StenCE framework detects coronary stenosis from ECGs with high accuracy
A new pretraining model learns stenosis signals from routine ECGs, outperforming prior methods.
A team of researchers from multiple institutions (including Nikola Cenikj, Özgün Turgut, Alexander Müller, and others) have developed StenCE, a pretraining framework that uses cross-modal contrastive learning to align electrocardiogram (ECG) signals with coronary angiography images. The goal is to enable detection of severe coronary artery stenosis—a major risk factor for heart attacks—directly from ECGs, which are fast, cheap, and routinely collected even in asymptomatic patients. Currently, stenosis diagnosis relies on invasive coronary angiography, limiting screening to high-risk symptomatic individuals.

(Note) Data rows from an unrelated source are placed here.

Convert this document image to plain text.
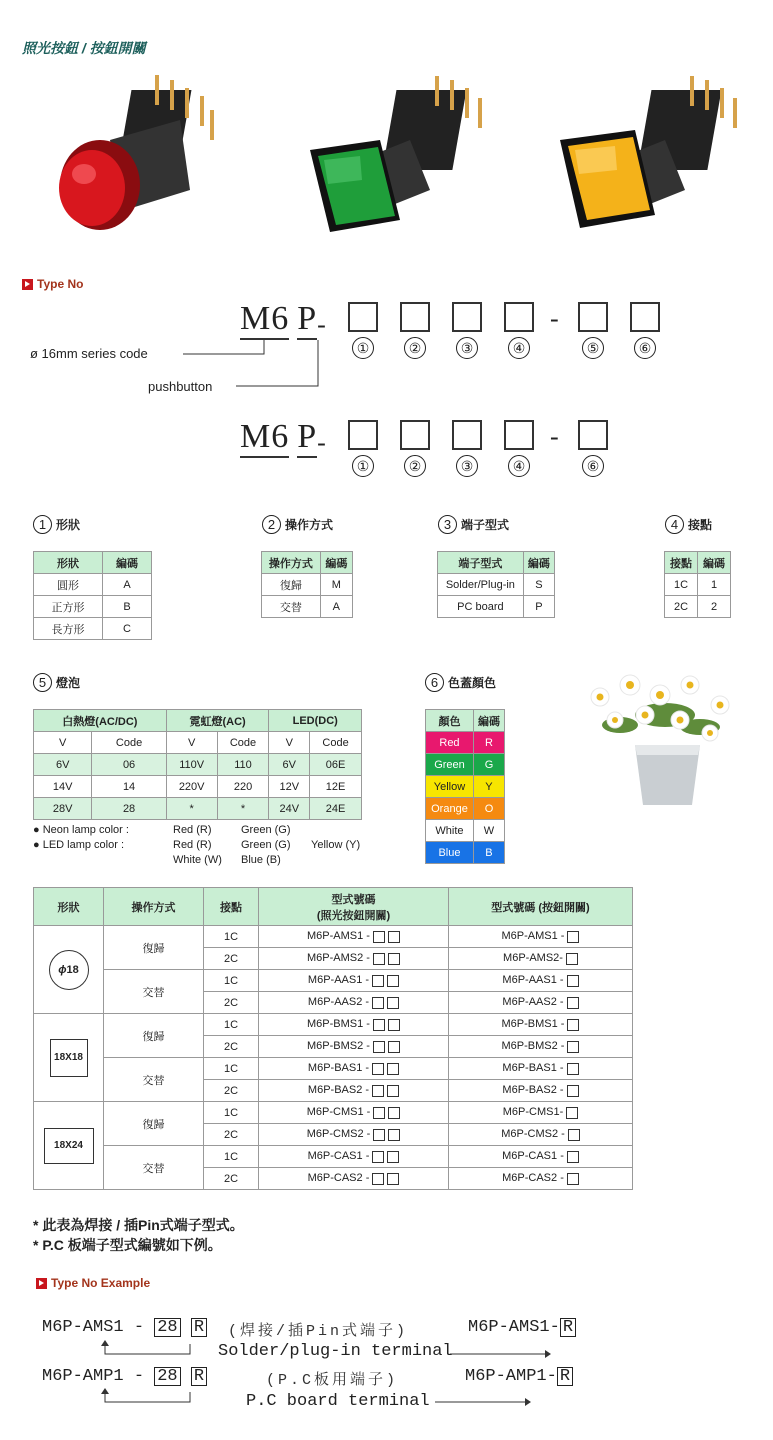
照光按鈕 / 按鈕開關
Type No
M6 P -	-
①	②	③	④	⑤	⑥
ø 16mm series code
pushbutton
M6 P -	-
①	②	③	④	⑥
1 形狀
形狀	編碼
圓形	A
正方形	B
長方形	C
2 操作方式
操作方式	編碼
復歸	M
交替	A
3 端子型式
端子型式	編碼
Solder/Plug-in	S
PC board	P
4 接點
接點	編碼
1C	1
2C	2
5 燈泡
白熱燈(AC/DC)		霓虹燈(AC)		LED(DC)	
V	Code	V	Code	V	Code
6V	06	110V	110	6V	06E
14V	14	220V	220	12V	12E
28V	28	*	*	24V	24E
● Neon lamp color :	Red (R)	Green (G)
● LED lamp color :	Red (R)	Green (G) Yellow (Y)
White (W) Blue (B)
6 色蓋顏色
顏色	編碼
Red	R
Green	G
Yellow	Y
Orange	O
White	W
Blue	B
形狀	操作方式	接點	型式號碼
(照光按鈕開關)	型式號碼 (按鈕開關)
ϕ18	復歸	1C	M6P-AMS1 -	M6P-AMS1 -
		2C	M6P-AMS2 -	M6P-AMS2-
	交替	1C	M6P-AAS1 -	M6P-AAS1 -
		2C	M6P-AAS2 -	M6P-AAS2 -
18X18	復歸	1C	M6P-BMS1 -	M6P-BMS1 -
		2C	M6P-BMS2 -	M6P-BMS2 -
	交替	1C	M6P-BAS1 -	M6P-BAS1 -
		2C	M6P-BAS2 -	M6P-BAS2 -
18X24	復歸	1C	M6P-CMS1 -	M6P-CMS1-
		2C	M6P-CMS2 -	M6P-CMS2 -
	交替	1C	M6P-CAS1 -	M6P-CAS1 -
		2C	M6P-CAS2 -	M6P-CAS2 -
* 此表為焊接 / 插Pin式端子型式。
* P.C 板端子型式編號如下例。
Type No Example
M6P-AMS1 - 28 R (焊接/插Pin式端子)	M6P-AMS1- R
Solder/plug-in terminal
M6P-AMP1 - 28 R	(P.C板用端子)	M6P-AMP1- R
P.C board terminal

StenCE works by training an ECG encoder to produce representations that match those derived from angiography of confirmed stenosis cases, effectively teaching the model to identify subtle ECG patterns linked to blocked arteries. The framework was evaluated on datasets with varying stenosis severity thresholds and also on additional ECG disease classification tasks. Results show consistent performance improvements across different ECG encoder architectures, and StenCE is the first method to achieve high accuracy in severe stenosis classification directly from ECG signals. The source code is publicly available, enabling further research and clinical validation.
- StenCE uses cross-modal contrastive learning to align ECG and angiography features, enabling stenosis detection from ECGs alone.
- The framework achieves the first high-performance classification of severe coronary stenosis from non-invasive ECGs.
- Evaluations across multiple severity thresholds and ECG encoders show consistent improvements over previous methods.
Why It Matters
Enables early, non-invasive screening for heart disease from routine ECGs, potentially catching silent stenosis.